Talking Tribeca: Stockholm

I’ve had the pleasure this year of screening a number of selections from this year’s Tribeca Film Festival, which takes place April 18th-29th.

Directed by Robert Budreau
Spotlight Narrative

It’s actually not so uncommon to see a film where someone gets taken hostage and ends up falling in love with their captor. Even if it’s not a romance, there are many instances of those who come to understand what it is that the criminal that has taken them aims to accomplish and to be able to emit some sympathy for their struggle, even if their chosen method of attaining it is far from commendable. There’s a term for such behavior, and it stands to reason that the original case that gave Stockholm syndrome its name would be worth exploring.

An American man (Ethan Hawke) identified as Lars bursts into the largest bank in Sweden in 1973, fires off a few rounds, and takes two hostages, employees Bianca Lind (Noomi Rapace) and Klara Mardh (Bea Santos). He demands that criminal Gunnar Sorensson (Mark Strong) be released from prison and makes clear what it is he wants from the unamused Chief Mattsson (Christopher Heyerdahl). As this remarkable standoff plays out, Lars and Bianca develop a bond and a trust, one that defies their situation and even pushes Bianca to help Lars try to make his getaway.

This is not an overtly serious film, beginning with the note “This is based on an absurd but true story.” From Lars’ first appearance on screen with a wild wig and an American flag on the back of his jacket, he’s a comic figure who never poses much of a threat, something that Bianca comes to understand when she recognizes him from a news report about a burglar who helped stop a man he was robbing from dying of a heart attack. As Chief Mattsson tries to manage Lars and con him into giving up or getting caught by surprise, it’s not just Lars who softens but the people around him who find their predicament to be horrifying but not nearly as miserable or frightening as it should be.

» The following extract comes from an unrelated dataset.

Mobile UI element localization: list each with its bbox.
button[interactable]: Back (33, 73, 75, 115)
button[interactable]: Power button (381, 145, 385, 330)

Hawke has been busy lately, both in front of and behind the camera, premiering several others film at Sundance and South by Southwest, and it’s good to see him in a comfortable role than allows him to be unhinged and energetic as always, and extremely entertaining. Rapace, the original “Girl with the Dragon Tattoo,” makes a return to Swedish cinema with an English-speaking part that’s well-suited to her talents, and a Canadian actor best known for playing a character named the Swede, Heyerdahl, is perfectly cast as well. This film may not be as resounding as true crime caper “American Animals,” but it’s still an enjoyable and captivating look at an unusual crisis.